The Serious Fraud Office has been criticised for ‘wholly inappropriate’ contacts with a ‘fixer’ and ‘serious’ disclosure failures at the trial of a former oil executive, whose conviction for bribery was overturned by the Court of Appeal today.

Lawyers representing Ziad Akle, who was sentenced to five years’ imprisonment last July for two counts of conspiracy to give corrupt payments, said SFO director Lisa Osofsky’s position is now ‘untenable’ and called for a public inquiry ‘to establish the extent of this misconduct’.

Akle, 46, was alleged to have paid bribes between 2005 and 2009 to influence the terms of contracts and obtain sensitive information about projects to increase Iraq’s crude oil exports after the overthrow of Saddam Hussein in 2003. The SFO secured four convictions, including Akle’s, in relation to the Unaoil energy consultancy but did not prosecute the Ahsanis – the family which owned and controlled the company.

Cyrus and Saman Ahsani, Unaoil’s chief executive and chief operating officer, cut a deal with the US authorities and still await sentencing while their father, Unaoil’s chairman Ata Ahsani, was not prosecuted. 

Lisa Osofsky, Head of the Serious Fraud Office

Lawyers say Osofsky (pictured) must go ‘if the SFO is to survive’

Source: Shutterstock

In pre-trial disclosure, it emerged that Osofsky and other senior SFO figures had contacts with David Tinsley, a former US Drug Enforcement Administration agent who was acting on behalf of the the Ahsanis.

Tinsley texted Osofsky in 2018 to ask for a private meeting, to which the director replied she was ‘super honoured that you’re coming my way’. He also told the SFO he could persuade Akle’s co-defendant Basil Al Jarah to plead guilty.

Akle tried to throw out his prosecution as an abuse of process but, while the judge found Osofsky made herself ‘vulnerable’ to Tinsley’s flattery and called for the SFO’s contact with him to be ‘comprehensively reviewed’, the application was dismissed.

His lawyers were initially provided with ‘schedules’ of material relating to Tinsley’s dealings with the SFO but, after Akle lodged his appeal, further disclosure was ordered which the Court of Appeal heard ‘transformed’ their understanding of the case.

In October, Akle’s barrister Adrian Darbishire QC argued the SFO’s disclosure failings amounted to an attempt to ‘manipulate, unlawfully, the trial process’.

In his ruling today, Lord Justice Holroyde said the SFO’s refusal to provide that material at trial was ‘a serious failure by the SFO to comply with their duty’.

‘The underlying documents illustrate very clearly why it was wholly inappropriate for the SFO to have any dealings with Tinsley in relation to the pleas of Al Jarah and Akle,’ Holroyde said.

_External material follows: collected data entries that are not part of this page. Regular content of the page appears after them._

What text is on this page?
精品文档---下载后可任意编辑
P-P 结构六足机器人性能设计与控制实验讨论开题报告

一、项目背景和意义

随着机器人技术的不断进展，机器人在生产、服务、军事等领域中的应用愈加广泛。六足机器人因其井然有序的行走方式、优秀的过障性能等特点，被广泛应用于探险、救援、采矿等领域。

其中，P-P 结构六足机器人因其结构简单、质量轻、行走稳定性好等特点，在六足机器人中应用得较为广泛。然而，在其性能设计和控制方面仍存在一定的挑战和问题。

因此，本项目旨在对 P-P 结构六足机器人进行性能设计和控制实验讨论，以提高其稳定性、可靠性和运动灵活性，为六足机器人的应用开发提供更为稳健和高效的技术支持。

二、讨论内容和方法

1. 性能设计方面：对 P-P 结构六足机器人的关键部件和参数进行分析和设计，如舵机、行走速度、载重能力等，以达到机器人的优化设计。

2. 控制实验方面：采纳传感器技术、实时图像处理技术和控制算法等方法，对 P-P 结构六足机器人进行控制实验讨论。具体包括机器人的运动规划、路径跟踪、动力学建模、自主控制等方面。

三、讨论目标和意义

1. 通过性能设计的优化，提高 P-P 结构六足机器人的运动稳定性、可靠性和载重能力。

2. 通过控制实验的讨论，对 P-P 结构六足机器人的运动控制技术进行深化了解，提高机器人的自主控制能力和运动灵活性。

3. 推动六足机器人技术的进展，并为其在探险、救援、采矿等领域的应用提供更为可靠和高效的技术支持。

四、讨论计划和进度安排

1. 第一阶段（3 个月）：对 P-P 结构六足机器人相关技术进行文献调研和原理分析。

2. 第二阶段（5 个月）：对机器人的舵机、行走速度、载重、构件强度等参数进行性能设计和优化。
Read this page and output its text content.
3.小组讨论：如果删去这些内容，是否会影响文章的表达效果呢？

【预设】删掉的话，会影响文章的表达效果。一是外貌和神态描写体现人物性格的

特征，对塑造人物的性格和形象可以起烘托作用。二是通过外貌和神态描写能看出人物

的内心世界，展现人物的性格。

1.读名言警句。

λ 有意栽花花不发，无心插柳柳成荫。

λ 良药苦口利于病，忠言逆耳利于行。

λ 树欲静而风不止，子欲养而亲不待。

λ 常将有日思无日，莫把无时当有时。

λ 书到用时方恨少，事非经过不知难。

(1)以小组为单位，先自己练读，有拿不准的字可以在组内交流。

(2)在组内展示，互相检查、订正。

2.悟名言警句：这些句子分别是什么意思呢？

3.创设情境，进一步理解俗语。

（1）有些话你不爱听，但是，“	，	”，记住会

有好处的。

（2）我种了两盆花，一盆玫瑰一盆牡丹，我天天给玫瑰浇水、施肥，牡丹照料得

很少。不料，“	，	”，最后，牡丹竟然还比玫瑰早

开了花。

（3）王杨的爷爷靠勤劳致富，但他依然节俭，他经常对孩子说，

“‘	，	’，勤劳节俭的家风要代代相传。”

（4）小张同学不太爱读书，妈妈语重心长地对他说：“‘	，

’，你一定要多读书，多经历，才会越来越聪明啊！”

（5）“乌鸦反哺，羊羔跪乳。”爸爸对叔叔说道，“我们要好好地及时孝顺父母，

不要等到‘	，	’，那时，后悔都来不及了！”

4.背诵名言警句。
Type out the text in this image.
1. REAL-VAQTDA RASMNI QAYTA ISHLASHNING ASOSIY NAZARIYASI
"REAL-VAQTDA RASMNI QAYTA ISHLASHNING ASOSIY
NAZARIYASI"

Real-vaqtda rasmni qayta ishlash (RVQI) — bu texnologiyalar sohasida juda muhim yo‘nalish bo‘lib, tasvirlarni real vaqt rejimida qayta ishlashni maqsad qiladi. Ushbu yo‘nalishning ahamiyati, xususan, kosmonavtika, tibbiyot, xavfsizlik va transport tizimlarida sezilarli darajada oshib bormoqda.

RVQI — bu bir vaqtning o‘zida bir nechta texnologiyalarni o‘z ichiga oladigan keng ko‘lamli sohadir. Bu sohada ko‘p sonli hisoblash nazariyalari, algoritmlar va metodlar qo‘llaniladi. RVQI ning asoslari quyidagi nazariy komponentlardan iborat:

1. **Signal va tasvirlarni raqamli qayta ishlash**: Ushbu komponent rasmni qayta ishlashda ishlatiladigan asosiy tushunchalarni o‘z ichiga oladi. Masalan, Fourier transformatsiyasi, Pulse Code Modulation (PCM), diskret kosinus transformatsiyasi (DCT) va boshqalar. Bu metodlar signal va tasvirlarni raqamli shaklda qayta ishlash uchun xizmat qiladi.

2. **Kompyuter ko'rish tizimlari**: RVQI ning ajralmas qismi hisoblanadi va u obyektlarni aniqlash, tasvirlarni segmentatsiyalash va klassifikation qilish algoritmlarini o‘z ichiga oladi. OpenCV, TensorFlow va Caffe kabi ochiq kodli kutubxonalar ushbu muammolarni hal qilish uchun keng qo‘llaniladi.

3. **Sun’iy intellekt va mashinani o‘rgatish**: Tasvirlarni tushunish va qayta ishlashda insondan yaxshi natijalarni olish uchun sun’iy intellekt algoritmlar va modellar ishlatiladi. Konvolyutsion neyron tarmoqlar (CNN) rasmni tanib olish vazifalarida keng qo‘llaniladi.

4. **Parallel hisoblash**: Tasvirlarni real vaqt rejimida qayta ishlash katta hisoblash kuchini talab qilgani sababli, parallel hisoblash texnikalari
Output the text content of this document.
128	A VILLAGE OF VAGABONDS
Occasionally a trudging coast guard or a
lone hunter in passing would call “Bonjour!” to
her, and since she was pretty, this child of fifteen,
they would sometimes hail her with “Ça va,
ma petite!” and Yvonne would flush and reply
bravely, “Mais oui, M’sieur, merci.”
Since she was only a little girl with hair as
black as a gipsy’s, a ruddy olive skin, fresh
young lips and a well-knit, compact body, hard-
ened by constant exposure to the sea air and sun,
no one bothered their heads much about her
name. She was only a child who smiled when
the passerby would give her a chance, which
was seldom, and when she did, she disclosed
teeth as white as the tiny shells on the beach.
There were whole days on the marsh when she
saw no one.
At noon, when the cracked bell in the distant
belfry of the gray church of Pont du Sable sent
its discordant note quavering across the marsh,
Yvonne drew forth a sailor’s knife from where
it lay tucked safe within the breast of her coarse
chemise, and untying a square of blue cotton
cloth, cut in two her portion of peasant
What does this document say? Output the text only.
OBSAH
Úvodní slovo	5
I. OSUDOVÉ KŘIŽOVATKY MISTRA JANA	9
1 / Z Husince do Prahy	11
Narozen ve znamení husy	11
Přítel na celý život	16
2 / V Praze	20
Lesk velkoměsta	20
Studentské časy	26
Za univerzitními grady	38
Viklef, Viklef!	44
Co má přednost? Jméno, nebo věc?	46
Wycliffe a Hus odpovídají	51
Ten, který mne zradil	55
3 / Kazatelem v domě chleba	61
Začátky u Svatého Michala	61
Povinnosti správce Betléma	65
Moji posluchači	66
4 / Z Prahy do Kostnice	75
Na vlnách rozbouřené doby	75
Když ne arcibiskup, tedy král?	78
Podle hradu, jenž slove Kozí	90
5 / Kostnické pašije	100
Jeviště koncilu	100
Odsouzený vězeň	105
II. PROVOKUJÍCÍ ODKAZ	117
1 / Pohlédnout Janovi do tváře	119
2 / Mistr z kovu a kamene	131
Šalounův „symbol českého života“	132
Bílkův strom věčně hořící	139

There was ‘a clear conflict of interest’ between the Ahsanis, and Tinsley acting on their behalf, and Akle and Al Jarah. The SFO’s case team ‘quite rightly declined, for a considerable time, to have any dealings with Tinsley’ in relation to Akle and Al Jarah, but then changed their mind.

Holroyde said: ‘We simply do not understand how any of their SFO colleagues could have thought it appropriate to take any other approach, or why the stance taken by the case team later changed.’

He added that Tinsley was ‘arguably encouraged’ by the SFO to suggest to Al Jarah, ‘behind the backs of his legal representatives’, to plead guilty – a plea which was used against Akle at his trial.

Tinsley was ‘the last person whom the SFO should have allowed, or caused, to undertake the role of trying to persuade [Al Jarah] and Akle to plead guilty (and thereby to benefit the Ahsanis in their dealings with the SFO)’, Holroyde said. The Court of Appeal refused to order a retrial.

International firm Paul Hastings said after the ruling that the case ‘raises serious questions over Lisa Osofsky’s tenure as director of the SFO’, adding that ‘if the SFO is to survive then her position is untenable following this judgment’.

Akle’s solicitor Jo Dimmock said: ‘By acting in the way it did, [the SFO] undermined the whole justice system. The combined experience of this legal team, counsel and solicitors, has never seen anything like it. How does one advise a client who says he has been approached by a “fixer”, who has a relationship with the most senior management of the SFO? The only advice can be that the system does not work in that way.’

She added: ‘This judgment sends a clear message – the SFO can no longer engage in backroom deals. There is no room in this jurisdiction for justice by fixer.’

An SFO spokesperson said: ‘We note today’s decision by the Court of Appeal and are currently reviewing the judgment. Our application for retrial was rejected and we abide by that decision.’